CVE-2025-46570: CWE-208: Observable Timing Discrepancy in vllm-project vllm
vLLM is an inference and serving engine for large language models (LLMs). Prior to version 0.9.0, when a new prompt is processed, if the PageAttention mechanism finds a matching prefix chunk, the prefill process speeds up, which is reflected in the TTFT (Time to First Token). These timing differences caused by matching chunks are significant enough to be recognized and exploited. This issue has been patched in version 0.9.0.
AI Analysis
Technical Summary
CVE-2025-46570 is a timing side-channel vulnerability identified in the vLLM inference and serving engine for large language models (LLMs), specifically in versions prior to 0.9.0. The vulnerability arises from the PageAttention mechanism used during prompt processing. When a new prompt is processed, if the PageAttention mechanism detects a matching prefix chunk from previous inputs, it accelerates the prefill process, resulting in a noticeably faster Time to First Token (TTFT). This timing discrepancy is observable and can be exploited by an attacker to infer information about the prompt content or the internal state of the model serving process. The vulnerability is categorized under CWE-208, which relates to observable timing discrepancies that can leak sensitive information. The issue has been addressed and patched in version 0.9.0 of vLLM. The CVSS v3.1 base score is 2.6, indicating a low severity level. The vector indicates that the attack requires network access (AV:N), high attack complexity (AC:H), low privileges (PR:L), and user interaction (UI:R), with an impact limited to confidentiality (C:L) and no impact on integrity or availability.
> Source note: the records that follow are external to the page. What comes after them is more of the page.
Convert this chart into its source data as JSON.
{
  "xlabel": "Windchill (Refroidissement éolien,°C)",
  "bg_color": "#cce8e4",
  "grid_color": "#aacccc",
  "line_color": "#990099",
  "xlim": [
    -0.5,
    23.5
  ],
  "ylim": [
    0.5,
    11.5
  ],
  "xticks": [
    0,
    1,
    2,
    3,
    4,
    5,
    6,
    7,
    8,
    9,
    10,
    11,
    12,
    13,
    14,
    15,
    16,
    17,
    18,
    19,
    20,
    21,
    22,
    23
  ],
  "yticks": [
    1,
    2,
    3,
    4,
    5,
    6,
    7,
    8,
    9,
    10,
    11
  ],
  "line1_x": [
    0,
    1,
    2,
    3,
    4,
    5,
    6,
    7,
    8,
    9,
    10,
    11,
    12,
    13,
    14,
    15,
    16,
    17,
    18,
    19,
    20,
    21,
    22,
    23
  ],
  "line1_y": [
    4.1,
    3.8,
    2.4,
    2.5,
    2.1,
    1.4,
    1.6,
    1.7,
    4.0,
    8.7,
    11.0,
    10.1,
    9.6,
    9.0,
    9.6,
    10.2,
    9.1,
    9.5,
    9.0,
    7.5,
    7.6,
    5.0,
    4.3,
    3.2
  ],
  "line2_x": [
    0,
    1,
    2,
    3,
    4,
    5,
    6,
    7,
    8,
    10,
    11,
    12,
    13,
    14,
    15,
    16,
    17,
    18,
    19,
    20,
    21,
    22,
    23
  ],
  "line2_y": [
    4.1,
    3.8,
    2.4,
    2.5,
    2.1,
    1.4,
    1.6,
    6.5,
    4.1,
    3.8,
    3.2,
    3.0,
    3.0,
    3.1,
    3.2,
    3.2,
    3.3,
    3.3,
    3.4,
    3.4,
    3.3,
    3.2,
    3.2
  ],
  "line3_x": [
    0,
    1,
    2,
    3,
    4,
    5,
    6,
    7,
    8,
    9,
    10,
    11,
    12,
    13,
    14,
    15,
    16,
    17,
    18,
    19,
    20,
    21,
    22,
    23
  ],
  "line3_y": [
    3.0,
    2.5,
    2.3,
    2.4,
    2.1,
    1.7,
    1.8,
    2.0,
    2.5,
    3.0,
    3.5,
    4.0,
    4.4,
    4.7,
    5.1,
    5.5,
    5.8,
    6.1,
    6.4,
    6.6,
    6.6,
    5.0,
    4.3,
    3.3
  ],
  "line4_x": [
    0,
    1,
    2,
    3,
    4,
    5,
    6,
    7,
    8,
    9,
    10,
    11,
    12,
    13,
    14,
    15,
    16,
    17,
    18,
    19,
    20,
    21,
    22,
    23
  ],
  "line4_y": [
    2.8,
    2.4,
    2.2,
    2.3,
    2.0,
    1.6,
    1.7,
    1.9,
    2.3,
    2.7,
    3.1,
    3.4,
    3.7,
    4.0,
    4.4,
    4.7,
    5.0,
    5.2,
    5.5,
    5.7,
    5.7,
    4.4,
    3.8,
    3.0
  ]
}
No known exploits are reported in the wild at this time.
Potential Impact
For European organizations utilizing vLLM versions prior to 0.9.0, this vulnerability could potentially allow attackers to glean partial information about the prompts being processed by observing timing differences in responses. While the confidentiality impact is low, in sensitive environments where prompt content may include proprietary, personal, or confidential data, even limited leakage could be problematic. The vulnerability does not affect integrity or availability, so operational disruption or data manipulation risks are minimal. However, organizations deploying LLM inference services in sectors such as finance, healthcare, or government where data sensitivity is high should consider this risk seriously. The requirement for user interaction and low privileges reduces the likelihood of widespread exploitation, but targeted attacks remain possible, especially in multi-tenant or cloud-hosted inference environments common in Europe.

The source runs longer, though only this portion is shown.